Pulmonary artery pressure monitoring in chronic heart failure: effects across clinically relevant subgroups in the MONITOR-HF trial

Eur Heart J. 2024 May 11:ehae323. doi: 10.1093/eurheartj/ehae323. Online ahead of print.

Abstract

Background and aims: In patients with chronic heart failure (HF), the MONITOR-HF trial demonstrated the efficacy of pulmonary artery (PA)-guided HF therapy over standard of care in improving quality of life and reducing HF hospitalizations and mean PA pressure. This study aimed to evaluate the consistency of these benefits in relation to clinically relevant subgroups.

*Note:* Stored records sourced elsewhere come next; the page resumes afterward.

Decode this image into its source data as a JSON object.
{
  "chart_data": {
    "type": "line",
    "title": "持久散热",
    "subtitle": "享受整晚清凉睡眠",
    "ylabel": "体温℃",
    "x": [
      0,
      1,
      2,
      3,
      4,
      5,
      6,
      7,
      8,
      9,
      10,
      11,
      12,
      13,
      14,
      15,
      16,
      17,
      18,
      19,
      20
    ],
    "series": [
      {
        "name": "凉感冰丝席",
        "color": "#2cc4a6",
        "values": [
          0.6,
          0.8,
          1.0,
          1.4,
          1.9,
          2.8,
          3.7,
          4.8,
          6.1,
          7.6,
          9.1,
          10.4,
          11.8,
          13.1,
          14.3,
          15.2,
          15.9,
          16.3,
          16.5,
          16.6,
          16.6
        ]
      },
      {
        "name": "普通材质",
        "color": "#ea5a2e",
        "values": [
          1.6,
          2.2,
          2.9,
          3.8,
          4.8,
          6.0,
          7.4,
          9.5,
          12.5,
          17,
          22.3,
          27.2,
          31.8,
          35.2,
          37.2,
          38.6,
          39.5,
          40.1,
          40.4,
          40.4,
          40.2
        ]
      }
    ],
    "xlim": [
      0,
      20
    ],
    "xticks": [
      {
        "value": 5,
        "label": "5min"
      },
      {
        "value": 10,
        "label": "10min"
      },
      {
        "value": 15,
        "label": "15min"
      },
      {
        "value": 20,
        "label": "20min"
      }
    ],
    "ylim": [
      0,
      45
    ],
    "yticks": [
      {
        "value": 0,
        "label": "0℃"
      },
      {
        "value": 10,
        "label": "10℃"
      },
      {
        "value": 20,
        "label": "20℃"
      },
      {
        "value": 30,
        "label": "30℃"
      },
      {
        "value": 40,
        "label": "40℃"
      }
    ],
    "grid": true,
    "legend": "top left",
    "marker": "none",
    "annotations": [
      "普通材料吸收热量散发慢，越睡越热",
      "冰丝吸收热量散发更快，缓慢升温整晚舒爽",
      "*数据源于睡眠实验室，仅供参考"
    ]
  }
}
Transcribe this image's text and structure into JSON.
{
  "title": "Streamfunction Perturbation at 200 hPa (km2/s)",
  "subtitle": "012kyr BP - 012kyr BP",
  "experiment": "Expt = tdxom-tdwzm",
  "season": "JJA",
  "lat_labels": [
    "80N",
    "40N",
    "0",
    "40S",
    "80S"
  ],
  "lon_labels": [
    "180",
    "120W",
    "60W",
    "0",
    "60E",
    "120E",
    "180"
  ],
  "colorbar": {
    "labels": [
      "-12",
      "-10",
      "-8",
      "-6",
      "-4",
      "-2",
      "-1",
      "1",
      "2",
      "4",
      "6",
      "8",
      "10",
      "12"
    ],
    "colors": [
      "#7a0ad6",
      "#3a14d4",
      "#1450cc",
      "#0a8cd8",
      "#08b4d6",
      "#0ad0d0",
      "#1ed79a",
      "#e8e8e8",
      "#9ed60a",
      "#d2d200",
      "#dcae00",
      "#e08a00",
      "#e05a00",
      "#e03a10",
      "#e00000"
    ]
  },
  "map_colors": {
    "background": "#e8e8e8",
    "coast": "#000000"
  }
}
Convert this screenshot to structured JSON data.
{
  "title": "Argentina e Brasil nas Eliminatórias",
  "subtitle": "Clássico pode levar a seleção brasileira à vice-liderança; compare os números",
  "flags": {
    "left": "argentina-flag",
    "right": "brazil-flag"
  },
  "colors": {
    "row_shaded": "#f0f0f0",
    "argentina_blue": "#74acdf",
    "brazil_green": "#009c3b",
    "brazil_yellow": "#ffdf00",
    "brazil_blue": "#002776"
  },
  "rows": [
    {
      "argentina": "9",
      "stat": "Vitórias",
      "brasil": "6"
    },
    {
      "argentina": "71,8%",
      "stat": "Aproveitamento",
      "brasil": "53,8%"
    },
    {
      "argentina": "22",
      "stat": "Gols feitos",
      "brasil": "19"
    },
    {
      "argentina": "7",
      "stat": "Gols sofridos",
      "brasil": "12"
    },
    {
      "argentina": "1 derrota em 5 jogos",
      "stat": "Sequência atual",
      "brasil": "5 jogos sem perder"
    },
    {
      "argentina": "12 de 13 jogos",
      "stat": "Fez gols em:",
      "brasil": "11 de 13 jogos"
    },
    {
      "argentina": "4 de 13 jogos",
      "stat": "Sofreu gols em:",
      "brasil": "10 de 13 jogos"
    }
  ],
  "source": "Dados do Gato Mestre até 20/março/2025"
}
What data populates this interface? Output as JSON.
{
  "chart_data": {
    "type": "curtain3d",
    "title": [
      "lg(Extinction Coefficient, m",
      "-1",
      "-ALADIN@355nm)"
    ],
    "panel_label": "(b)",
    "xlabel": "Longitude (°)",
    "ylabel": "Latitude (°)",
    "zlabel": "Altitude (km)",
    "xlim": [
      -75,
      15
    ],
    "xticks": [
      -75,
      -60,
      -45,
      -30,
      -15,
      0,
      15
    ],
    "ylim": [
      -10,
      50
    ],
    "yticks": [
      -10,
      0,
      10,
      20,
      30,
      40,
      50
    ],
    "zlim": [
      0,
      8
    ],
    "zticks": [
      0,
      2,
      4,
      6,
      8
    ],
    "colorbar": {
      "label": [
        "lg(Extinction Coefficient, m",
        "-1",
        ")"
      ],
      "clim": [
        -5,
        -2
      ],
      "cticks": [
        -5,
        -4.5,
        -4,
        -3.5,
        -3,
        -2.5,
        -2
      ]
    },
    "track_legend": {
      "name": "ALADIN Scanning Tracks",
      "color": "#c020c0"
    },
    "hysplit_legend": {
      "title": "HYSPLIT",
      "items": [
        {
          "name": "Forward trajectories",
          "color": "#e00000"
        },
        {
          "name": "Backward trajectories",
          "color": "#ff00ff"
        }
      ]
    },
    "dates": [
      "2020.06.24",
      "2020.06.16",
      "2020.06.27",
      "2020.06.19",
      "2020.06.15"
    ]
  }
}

Methods: The effect of PA-guided HF therapy was evaluated in the MONITOR-HF trial among predefined subgroups based on age, sex, atrial fibrillation, diabetes mellitus, left ventricular ejection fraction, HF aetiology, cardiac resynchronisation therapy, and implantable cardioverter defibrillator. Outcome measures were based upon significance in the main trial and included quality of life, clinical, and PA pressure endpoints, and were assessed for each subgroup. Differential effects in relation to the subgroups were assessed with interaction terms. Both unadjusted and multiple testing adjusted interaction terms were presented.

Results: The effects of PA monitoring on quality of life, clinical events, and PA pressure were consistent in the predefined subgroups, without any clinically relevant heterogeneity within or across all endpoint categories (all adjusted interaction P-values were nonsignificant). In the unadjusted analysis of the primary endpoint quality-of-life change, weak trends towards a less pronounced effect in older patients (Pinteraction = 0.03; adjusted Pinteraction = 0.33) and diabetics (Pinteraction = 0.01; adjusted Pinteraction = 0.06) were observed. However, these interaction effects did not persist after adjusting for multiple testing.

Conclusions: This subgroup analysis confirmed the consistent benefits of PA-guided HF therapy observed in the MONITOR-HF trial across clinically relevant subgroups, highlighting its efficacy in improving quality of life, clinical, and PA pressure endpoints in chronic HF patients.

Keywords: Randomized controlled trial; pulmonary artery pressure; quality of life; sensor; subgroups; telemonitoring.